To nie Prima Aprilis...

Myślałem, że są granice absurdu i że któreś kolejne dno okaże się dnem ostatecznym. Ale oto na portalu wpolityce dowiedziałem się, że przedstawiciele państwowej, polskiej żeby nie było wątpliwości, komisji wyborczej pojechali do Moskwy na... szkolenia. Wow. Widać skąd się czerpie najlepsze wzorce. Trzeba updejtować programu do liczenia głosów w związku ze zmienioną systuacją polityczną ? Czy to zapowiedź przyśpieszonych wyborów ?

Nawet w kabarecie by tego nie wymyślono.

http://wpolityce.pl/wydarzenia/54448-bedziemy-mieli-wybory-jak-w-rosji-czlonkowie-panstwowej-komisji-wyborczej-pojechali-na-szkolenia-do-moskwy
popieram tę opinię 4 nie zgadzam się z tą opinią 2

Re: To nie Prima Aprilis...

> Czy to zapowiedź przyśpieszonych wyborów ?

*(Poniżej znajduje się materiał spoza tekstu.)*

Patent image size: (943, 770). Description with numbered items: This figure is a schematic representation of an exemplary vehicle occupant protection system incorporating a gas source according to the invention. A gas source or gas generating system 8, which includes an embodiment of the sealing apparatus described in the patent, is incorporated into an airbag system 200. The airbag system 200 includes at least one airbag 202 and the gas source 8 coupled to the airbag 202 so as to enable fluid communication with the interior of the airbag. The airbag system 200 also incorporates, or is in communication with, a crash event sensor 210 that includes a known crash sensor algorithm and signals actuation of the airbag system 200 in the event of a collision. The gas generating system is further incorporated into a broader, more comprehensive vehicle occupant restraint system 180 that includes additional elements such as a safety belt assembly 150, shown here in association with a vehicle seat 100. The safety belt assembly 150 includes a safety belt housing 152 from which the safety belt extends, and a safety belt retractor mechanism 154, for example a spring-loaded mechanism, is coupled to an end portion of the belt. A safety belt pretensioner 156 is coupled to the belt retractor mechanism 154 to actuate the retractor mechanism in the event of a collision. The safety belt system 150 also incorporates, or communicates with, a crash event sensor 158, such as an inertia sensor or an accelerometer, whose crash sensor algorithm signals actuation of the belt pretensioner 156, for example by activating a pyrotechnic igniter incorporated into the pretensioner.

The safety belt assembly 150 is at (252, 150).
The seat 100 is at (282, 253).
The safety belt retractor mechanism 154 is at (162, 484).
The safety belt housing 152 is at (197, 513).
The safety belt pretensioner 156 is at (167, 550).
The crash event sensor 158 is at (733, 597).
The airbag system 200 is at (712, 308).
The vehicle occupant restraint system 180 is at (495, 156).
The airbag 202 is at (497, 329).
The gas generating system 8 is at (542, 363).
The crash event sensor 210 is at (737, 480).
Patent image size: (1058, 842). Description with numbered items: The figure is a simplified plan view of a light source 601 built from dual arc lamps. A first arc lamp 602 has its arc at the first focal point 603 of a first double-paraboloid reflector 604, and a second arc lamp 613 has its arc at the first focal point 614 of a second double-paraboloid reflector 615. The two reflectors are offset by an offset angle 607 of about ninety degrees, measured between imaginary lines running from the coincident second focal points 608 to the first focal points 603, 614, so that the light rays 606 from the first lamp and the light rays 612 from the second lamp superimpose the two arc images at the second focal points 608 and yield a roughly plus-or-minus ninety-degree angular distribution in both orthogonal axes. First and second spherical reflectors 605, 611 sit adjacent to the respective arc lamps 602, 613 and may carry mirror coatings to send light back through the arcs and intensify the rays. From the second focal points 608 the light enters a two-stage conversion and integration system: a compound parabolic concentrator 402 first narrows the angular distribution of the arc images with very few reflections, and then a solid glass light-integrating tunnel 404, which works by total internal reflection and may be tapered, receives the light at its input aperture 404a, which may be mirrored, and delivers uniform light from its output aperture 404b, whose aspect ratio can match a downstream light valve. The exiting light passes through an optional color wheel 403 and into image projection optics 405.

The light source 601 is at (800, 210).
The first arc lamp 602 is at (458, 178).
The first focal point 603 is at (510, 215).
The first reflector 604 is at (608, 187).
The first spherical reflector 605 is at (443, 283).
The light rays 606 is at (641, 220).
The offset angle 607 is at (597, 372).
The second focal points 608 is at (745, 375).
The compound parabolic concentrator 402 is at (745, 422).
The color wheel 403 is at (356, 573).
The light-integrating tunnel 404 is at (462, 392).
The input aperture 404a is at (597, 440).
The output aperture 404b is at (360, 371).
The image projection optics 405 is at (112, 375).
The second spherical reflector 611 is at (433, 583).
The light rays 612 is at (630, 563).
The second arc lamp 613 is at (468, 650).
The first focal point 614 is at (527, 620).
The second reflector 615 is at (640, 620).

Raczej nie. Tylko w planach PKW jest jeszcze szkolenie w Phenianie :D
popieram tę opinię 0 nie zgadzam się z tą opinią 0

Re: To nie Prima Aprilis...

@ sadyl

W Phenianie ? To przynajmniej nauczą się jeść trawę. Ale przecież w Moskwie też mogliby trawą zakanszać, chyba tam jakaś rośnie ?
popieram tę opinię 0 nie zgadzam się z tą opinią 1

Inne tematy z forum

Karol Nawrocki pozwany za naruszenie dóbr osobistych wdowy po zamordowanym (4 odpowiedzi)

Nikosiu. Istotny wątek też w kontekście wyborów. Chodzi o głębszy kontekst tej sprawy. Karol...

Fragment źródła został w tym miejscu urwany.